FIG. 6 shows a block diagram 600 of an data manager 620 that supports snapshot consolidation in accordance with aspects of the present disclosure. The data manager 620 may be an example of aspects of an data manager or an data manager 520, or both, as described herein. The data manager 620, or various components thereof, may be an example of means for performing various aspects of snapshot consolidation as described herein. For example, the data manager 620 may include an expiration component 625, a consolidation component 630, a snapshot component 635, a file management component 640, a restoration component 645, a garbage collection component 650, or any combination thereof. Each of these components, or components of subcomponents thereof (e.g., one or more processors, one or more memories), may communicate, directly or indirectly, with one another (e.g., via one or more buses, communications links, communications interfaces, or any combination thereof).

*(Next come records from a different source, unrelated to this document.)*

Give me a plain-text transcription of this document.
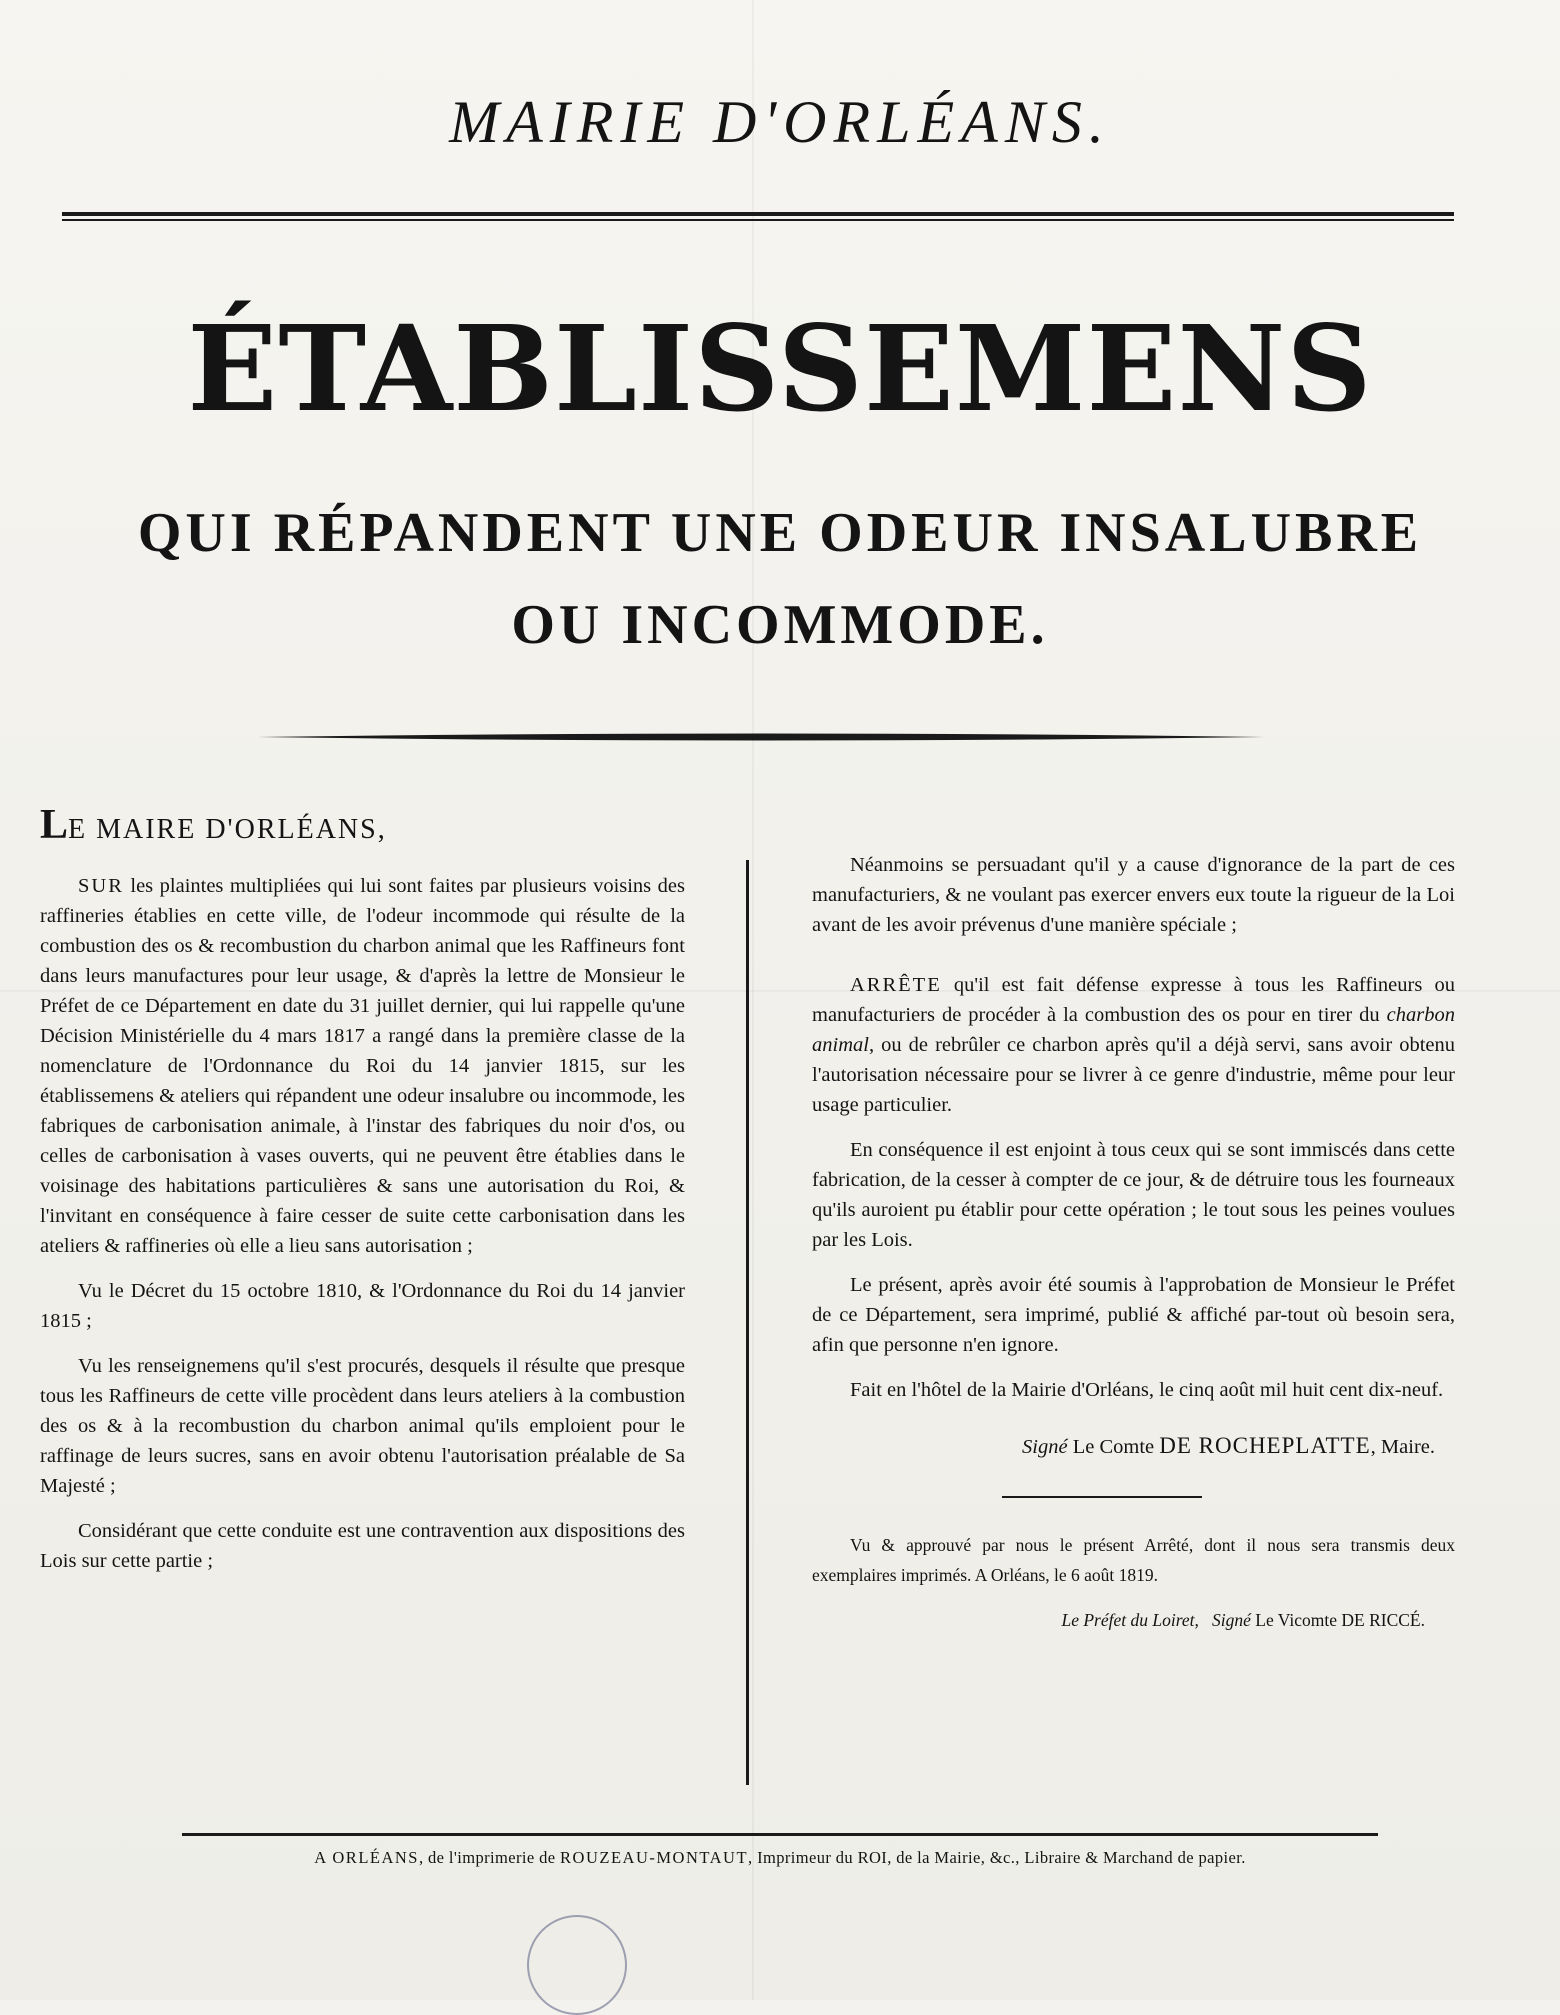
MAIRIE D'ORLÉANS.
ÉTABLISSEMENS
QUI RÉPANDENT UNE ODEUR INSALUBRE
OU INCOMMODE.
LE MAIRE D'ORLÉANS,

SUR les plaintes multipliées qui lui sont faites par plusieurs voisins des raffineries établies en cette ville, de l'odeur incommode qui résulte de la combustion des os & recombustion du charbon animal que les Raffineurs font dans leurs manufactures pour leur usage, & d'après la lettre de Monsieur le Préfet de ce Département en date du 31 juillet dernier, qui lui rappelle qu'une Décision Ministérielle du 4 mars 1817 a rangé dans la première classe de la nomenclature de l'Ordonnance du Roi du 14 janvier 1815, sur les établissemens & ateliers qui répandent une odeur insalubre ou incommode, les fabriques de carbonisation animale, à l'instar des fabriques du noir d'os, ou celles de carbonisation à vases ouverts, qui ne peuvent être établies dans le voisinage des habitations particulières & sans une autorisation du Roi, & l'invitant en conséquence à faire cesser de suite cette carbonisation dans les ateliers & raffineries où elle a lieu sans autorisation ;

Vu le Décret du 15 octobre 1810, & l'Ordonnance du Roi du 14 janvier 1815 ;

Vu les renseignemens qu'il s'est procurés, desquels il résulte que presque tous les Raffineurs de cette ville procèdent dans leurs ateliers à la combustion des os & à la recombustion du charbon animal qu'ils emploient pour le raffinage de leurs sucres, sans en avoir obtenu l'autorisation préalable de Sa Majesté ;

Considérant que cette conduite est une contravention aux dispositions des Lois sur cette partie ;

Néanmoins se persuadant qu'il y a cause d'ignorance de la part de ces manufacturiers, & ne voulant pas exercer envers eux toute la rigueur de la Loi avant de les avoir prévenus d'une manière spéciale ;

ARRÊTE qu'il est fait défense expresse à tous les Raffineurs ou manufacturiers de procéder à la combustion des os pour en tirer du charbon animal, ou de rebrûler ce charbon après qu'il a déjà servi, sans avoir obtenu l'autorisation nécessaire pour se livrer à ce genre d'industrie, même pour leur usage particulier.

En conséquence il est enjoint à tous ceux qui se sont immiscés dans cette fabrication, de la cesser à compter de ce jour, & de détruire tous les fourneaux qu'ils auroient pu établir pour cette opération ; le tout sous les peines voulues par les Lois.

Le présent, après avoir été soumis à l'approbation de Monsieur le Préfet de ce Département, sera imprimé, publié & affiché par-tout où besoin sera, afin que personne n'en ignore.

Fait en l'hôtel de la Mairie d'Orléans, le cinq août mil huit cent dix-neuf.

Signé Le Comte DE ROCHEPLATTE, Maire.

Vu & approuvé par nous le présent Arrêté, dont il nous sera transmis deux exemplaires imprimés. A Orléans, le 6 août 1819.

Le Préfet du Loiret, Signé Le Vicomte DE RICCÉ.
A ORLÉANS, de l'imprimerie de ROUZEAU-MONTAUT, Imprimeur du ROI, de la Mairie, &c., Libraire & Marchand de papier.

The expiration component 625 may be configured as or otherwise support a means for identifying, from among a set of multiple snapshot files of a computing object stored at a DMS, that a first snapshot file representing a first state of the computing object at a first point-in-time is expired, where the first snapshot file is partitioned into a first set of data portions stored at a first set of storage locations at the DMS, and where a second snapshot file representing a second state of the computing object at a second point-in-time is partitioned into a second set of data portions stored at a second set of storage locations at the DMS. The consolidation component 630 may be configured as or otherwise support a means for generating, based on identifying that the first snapshot file is expired, from the first snapshot file and the second snapshot file, a third snapshot file representing the second state of the computing object at the second point-in-time, where the third snapshot file is partitioned into a third set of data portions, one or more first data portions of the third set of data portions being stored at one or more storage locations within the first set of storage locations and one or more second data portions of the third set of data portions being stored at one or more storage locations within the second set of storage locations.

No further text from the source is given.